The story of an aristocrat, a count, who drinks blood to sustain his immortality, is a now-classic monster, but Coppola took that character and moved him from monster into the realm of a tragic hero. As Gary Oldman describes his approach to the character for the 1992 film in the new documentary “The Blood is the Life — The Making of Dracula”, he tried to play the titular character as a fallen angel.

Coppola frames his movie in the same way Stoker presents the original tale, using journal entries as the convention. And in this version, Coppola provides a back-story that blends a fictionalized history of Vlad the Impaler with strong religious implications into the legend. The resulting character is sumptuous and textured, arguably to the point of overload. Oldman’s Dracula takes on nearly a dozen different guises, each one more complex and ornate than the last. He is old and fragile, young and noble, wolf-like, a green mist, a mass of rats, and on and on.

Supporting not only Oldman’s various transformations, but also the very film itself, is the work of Eiko Ishioka. Coppola’s early “lead with the costumes” mantra when planning the film became fully realized in Ishioka’s Academy Award winning costumes. The range of inspiration (everything from Japanese Kabuki to Gustav Klimt’s “The Kiss”) is topped only by the frequency of these stunningly elaborate and diverse wardrobe changes which rival anything George Lucas would put Natalie Portman in seven years later in the Star Wars prequels.

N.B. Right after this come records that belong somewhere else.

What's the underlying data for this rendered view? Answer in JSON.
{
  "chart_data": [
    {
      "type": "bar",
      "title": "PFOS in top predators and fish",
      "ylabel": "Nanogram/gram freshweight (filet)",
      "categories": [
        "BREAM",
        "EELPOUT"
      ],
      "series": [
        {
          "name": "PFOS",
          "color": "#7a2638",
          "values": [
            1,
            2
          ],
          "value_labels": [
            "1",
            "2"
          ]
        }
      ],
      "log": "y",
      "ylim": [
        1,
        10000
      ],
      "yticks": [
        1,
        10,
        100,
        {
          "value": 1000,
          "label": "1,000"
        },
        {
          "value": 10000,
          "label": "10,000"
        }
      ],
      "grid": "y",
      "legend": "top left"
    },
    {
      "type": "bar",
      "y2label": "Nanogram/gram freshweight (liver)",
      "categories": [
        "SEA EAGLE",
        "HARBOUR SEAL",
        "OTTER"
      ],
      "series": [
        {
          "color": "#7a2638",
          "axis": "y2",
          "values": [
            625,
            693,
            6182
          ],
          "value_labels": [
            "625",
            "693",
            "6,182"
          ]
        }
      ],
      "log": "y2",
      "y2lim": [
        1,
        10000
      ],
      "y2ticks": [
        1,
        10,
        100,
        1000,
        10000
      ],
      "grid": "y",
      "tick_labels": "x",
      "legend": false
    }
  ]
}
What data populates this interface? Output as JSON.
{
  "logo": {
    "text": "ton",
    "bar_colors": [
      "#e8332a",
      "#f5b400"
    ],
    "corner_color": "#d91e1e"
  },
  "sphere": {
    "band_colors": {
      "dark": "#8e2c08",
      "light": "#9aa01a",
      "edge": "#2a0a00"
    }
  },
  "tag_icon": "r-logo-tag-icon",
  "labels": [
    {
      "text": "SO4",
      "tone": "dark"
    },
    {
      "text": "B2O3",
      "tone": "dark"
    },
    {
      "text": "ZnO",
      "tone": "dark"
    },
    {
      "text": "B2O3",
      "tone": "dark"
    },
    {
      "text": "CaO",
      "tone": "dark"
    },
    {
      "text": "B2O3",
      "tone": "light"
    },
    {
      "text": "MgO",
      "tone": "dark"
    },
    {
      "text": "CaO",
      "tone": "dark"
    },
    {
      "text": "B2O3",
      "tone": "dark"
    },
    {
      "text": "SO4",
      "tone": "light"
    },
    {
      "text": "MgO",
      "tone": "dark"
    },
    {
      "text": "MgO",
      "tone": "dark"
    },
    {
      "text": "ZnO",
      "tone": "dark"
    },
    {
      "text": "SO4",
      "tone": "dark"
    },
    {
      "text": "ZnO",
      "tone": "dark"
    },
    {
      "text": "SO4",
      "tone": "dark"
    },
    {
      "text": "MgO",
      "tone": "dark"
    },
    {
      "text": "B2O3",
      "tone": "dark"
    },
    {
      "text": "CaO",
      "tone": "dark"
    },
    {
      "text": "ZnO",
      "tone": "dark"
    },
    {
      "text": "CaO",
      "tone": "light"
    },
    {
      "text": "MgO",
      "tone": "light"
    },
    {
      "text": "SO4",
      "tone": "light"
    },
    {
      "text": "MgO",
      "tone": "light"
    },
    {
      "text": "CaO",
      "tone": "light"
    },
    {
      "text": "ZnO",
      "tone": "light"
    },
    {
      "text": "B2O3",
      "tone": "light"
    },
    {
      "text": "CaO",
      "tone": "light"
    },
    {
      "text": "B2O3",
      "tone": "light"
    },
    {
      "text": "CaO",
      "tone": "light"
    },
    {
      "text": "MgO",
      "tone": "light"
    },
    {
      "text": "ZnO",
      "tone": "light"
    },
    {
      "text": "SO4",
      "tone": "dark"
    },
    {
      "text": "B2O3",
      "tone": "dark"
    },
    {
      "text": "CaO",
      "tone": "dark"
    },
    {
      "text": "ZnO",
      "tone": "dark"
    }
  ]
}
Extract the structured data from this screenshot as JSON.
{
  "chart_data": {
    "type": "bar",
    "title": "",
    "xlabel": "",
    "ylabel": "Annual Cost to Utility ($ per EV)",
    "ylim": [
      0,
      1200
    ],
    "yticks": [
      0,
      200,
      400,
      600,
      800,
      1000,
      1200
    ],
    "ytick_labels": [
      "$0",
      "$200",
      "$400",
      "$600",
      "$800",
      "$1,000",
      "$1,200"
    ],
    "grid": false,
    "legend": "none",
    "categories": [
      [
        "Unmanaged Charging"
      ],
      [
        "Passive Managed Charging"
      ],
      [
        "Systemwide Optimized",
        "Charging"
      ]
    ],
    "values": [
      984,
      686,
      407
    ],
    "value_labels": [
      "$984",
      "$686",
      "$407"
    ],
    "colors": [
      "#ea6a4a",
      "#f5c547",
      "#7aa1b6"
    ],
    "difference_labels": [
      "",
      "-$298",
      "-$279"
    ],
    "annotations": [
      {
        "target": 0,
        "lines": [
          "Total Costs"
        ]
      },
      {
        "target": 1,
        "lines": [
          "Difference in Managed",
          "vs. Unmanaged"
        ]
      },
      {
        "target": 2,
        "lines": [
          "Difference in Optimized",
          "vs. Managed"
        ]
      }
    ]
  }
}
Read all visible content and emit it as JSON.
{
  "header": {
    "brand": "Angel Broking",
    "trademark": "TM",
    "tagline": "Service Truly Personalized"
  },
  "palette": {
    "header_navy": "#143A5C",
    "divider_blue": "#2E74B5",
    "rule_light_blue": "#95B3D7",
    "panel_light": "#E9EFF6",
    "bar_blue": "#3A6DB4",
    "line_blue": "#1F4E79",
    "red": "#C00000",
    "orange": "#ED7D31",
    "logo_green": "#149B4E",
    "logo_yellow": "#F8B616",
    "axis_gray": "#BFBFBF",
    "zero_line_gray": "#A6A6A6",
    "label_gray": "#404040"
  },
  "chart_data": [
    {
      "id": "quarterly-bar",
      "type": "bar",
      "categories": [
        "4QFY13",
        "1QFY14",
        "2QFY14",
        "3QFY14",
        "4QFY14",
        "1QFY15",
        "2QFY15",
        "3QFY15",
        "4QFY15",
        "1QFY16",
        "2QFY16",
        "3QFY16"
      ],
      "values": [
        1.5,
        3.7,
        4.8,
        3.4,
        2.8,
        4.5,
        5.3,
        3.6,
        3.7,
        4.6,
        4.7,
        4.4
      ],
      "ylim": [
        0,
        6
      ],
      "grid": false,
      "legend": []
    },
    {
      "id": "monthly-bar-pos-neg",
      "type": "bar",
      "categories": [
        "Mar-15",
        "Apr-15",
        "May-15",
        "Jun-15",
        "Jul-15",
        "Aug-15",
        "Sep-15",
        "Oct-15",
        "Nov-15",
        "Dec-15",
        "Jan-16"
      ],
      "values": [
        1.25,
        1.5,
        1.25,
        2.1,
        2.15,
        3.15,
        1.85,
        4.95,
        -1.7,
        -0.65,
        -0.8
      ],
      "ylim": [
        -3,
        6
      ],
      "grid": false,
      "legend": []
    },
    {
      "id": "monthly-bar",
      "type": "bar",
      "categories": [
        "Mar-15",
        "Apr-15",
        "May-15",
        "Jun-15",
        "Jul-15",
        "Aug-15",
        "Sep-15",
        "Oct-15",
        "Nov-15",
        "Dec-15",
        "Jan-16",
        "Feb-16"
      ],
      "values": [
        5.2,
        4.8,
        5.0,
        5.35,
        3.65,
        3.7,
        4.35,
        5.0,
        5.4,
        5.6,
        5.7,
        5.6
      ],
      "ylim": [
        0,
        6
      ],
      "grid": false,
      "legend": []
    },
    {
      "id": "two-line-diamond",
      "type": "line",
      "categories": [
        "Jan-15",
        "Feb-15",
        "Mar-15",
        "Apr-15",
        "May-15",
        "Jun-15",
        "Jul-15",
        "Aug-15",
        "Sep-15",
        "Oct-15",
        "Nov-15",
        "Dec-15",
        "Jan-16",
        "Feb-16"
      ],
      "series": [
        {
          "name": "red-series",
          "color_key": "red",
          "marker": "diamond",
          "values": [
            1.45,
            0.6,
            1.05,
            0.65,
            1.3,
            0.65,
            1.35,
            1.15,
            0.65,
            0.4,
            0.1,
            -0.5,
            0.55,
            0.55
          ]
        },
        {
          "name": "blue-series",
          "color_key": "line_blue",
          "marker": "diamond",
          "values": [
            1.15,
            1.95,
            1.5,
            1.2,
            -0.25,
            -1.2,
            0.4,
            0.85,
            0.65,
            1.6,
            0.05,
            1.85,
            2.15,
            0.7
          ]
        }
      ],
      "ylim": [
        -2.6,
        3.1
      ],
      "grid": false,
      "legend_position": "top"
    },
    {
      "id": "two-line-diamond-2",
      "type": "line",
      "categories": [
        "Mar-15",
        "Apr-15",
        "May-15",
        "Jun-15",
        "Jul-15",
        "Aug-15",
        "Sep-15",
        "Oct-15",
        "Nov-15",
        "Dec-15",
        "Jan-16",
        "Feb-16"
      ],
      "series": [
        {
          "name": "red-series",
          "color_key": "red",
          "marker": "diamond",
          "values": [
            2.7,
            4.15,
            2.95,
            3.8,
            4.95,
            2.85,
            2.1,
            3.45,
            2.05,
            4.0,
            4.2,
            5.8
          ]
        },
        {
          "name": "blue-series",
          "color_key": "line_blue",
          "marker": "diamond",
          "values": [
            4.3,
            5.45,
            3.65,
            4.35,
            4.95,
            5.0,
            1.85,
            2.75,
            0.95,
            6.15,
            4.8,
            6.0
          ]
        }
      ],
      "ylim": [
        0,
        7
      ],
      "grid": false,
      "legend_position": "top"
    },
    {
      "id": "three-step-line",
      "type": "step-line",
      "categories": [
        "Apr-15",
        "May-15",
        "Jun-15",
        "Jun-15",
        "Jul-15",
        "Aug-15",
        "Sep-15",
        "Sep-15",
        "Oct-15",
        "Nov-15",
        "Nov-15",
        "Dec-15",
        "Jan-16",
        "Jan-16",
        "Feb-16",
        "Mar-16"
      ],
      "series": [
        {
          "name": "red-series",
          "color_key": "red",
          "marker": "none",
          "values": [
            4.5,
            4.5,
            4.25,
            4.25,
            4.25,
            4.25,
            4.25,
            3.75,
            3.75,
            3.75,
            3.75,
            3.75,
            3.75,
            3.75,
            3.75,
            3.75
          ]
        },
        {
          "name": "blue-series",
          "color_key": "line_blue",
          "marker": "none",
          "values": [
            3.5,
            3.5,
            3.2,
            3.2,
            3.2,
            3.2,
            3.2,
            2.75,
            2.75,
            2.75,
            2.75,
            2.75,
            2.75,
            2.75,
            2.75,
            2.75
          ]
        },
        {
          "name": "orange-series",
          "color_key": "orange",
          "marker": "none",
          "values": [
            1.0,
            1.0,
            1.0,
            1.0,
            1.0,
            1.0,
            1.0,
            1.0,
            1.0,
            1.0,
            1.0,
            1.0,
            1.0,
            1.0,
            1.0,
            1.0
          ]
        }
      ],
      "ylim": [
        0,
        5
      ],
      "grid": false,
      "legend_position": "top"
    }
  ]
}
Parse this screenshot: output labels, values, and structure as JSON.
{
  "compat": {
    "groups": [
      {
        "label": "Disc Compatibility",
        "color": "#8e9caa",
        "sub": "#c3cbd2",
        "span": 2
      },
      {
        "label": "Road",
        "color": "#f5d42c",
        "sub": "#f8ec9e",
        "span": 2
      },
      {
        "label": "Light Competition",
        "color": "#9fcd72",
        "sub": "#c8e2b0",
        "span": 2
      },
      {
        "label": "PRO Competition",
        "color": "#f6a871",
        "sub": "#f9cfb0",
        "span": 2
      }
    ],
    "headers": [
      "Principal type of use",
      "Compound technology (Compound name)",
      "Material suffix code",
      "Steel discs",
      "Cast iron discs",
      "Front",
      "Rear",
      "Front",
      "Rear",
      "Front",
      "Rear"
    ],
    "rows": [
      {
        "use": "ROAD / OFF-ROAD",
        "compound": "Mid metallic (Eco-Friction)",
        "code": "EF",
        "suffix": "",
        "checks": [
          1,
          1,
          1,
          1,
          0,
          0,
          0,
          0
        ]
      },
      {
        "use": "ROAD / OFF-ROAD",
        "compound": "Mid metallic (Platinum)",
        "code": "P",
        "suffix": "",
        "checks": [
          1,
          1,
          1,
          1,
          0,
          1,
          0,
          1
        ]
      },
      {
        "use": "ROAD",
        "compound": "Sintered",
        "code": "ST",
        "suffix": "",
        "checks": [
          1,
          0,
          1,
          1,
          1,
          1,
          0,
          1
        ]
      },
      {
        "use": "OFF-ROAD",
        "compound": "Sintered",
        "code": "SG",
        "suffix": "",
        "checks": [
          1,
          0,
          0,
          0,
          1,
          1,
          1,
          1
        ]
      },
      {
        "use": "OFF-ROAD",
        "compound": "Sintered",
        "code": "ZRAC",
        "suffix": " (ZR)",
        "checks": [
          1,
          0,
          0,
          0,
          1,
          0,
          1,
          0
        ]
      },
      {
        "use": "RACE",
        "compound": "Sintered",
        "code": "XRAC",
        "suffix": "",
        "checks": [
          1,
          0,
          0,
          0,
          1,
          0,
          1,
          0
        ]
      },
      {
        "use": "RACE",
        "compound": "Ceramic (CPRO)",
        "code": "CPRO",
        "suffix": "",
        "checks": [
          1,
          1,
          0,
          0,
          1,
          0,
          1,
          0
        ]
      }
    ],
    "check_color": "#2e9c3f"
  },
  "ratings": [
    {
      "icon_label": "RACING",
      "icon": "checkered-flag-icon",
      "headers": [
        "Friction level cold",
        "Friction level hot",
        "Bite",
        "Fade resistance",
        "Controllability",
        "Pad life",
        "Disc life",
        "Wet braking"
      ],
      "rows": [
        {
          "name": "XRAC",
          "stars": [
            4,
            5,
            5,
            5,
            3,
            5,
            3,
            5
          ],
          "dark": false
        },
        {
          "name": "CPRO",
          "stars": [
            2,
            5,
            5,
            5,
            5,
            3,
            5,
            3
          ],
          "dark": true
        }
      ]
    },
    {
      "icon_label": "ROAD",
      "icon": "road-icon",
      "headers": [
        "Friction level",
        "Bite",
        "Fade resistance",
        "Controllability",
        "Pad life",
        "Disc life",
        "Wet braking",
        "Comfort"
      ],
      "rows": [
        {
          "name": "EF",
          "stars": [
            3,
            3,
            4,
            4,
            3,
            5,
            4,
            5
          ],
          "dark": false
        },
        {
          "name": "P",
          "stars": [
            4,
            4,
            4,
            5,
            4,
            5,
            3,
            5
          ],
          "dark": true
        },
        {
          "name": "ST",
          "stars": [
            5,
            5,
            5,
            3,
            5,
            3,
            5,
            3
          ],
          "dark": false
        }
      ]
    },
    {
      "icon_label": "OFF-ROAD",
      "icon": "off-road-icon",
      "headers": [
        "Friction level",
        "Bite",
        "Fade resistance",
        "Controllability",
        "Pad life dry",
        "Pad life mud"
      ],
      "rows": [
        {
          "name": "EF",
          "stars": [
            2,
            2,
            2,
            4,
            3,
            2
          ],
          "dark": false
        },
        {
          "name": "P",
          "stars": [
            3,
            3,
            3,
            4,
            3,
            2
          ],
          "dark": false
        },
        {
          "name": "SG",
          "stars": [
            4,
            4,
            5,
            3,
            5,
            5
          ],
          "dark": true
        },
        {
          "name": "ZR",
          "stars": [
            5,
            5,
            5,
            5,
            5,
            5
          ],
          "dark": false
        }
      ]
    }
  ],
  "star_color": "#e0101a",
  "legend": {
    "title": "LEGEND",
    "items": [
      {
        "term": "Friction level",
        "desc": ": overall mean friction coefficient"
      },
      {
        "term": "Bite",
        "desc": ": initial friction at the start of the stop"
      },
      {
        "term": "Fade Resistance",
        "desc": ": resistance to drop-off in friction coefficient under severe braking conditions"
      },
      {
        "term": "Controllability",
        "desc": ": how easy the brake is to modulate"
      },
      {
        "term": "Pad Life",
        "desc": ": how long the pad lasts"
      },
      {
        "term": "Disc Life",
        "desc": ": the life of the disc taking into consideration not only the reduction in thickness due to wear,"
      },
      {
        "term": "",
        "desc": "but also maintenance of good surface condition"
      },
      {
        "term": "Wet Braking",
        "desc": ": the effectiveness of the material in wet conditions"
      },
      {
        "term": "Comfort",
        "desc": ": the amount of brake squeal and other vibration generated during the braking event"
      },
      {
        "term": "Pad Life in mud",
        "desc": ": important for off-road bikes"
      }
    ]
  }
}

But unlike Lucas, Coppola takes an anti-digital stance with the production and goes organic on us with all the visual effects being done in-camera. Below the surface, Bram Stoker’s Dracula is both a tribute to the history of filmmaking and an homage to the greats that came before. Coppola’s son, Roman, took on second unit director duties on the film, sharing and realizing his father’s dream with impressive results.

Taking their cues from the technology available in the novel’s day, Roman used his father’s authentic Pathé camera in filming the opening street scene where Ryder’s Mina Murray first meets Oldman’s young and aristocratic Prince Dracula. The train sequence where Keanu Reeves’ Jonathan Harker travels to the Carpathian Mountains includes creative uses of double exposure and front projection. To give a surreal bent to the crypt scenes with Sadie Frost’s Lucy Westenra, the film was run backwards. Miniatures and oversized props, along with puppets and silhouetting were employed in the opening battle montage, and forced perspective and matte paintings were also used throughout.

Along with these nods to the pre-digital techniques, Coppola pays his respects to his predecessors with scenes that echo the works of Murnau and Cocteau, among others. Coppola recreates Max Schreck’s rise from the coffin as Count Orlok in Murnau’s Nosferatu with Oldman’s Dracula, and the same character turns Mina’s tears to diamonds in a clear homage to Cocteau’s Beauty and the Beast.

All this adds up to a truly hypnotic, over-the-top production that captivates with its beauty even as it repels with its over-indulgences and a wooden Keanu Reeves. The transfer is stunning, matching any previous release of the film, and the soundstage is much improved over the bungled Super Bit version from 2001. The extras are as good as any fan of the film or Coppola could ask for: a full-length director’s commentary, four new documentaries that cover the making of the movie, the costumes, the camera work, and the storyboarding, and 30-plus minutes of deleted and extended scenes. It’s not merely a time capsule, but an interesting package and consistently entertaining film.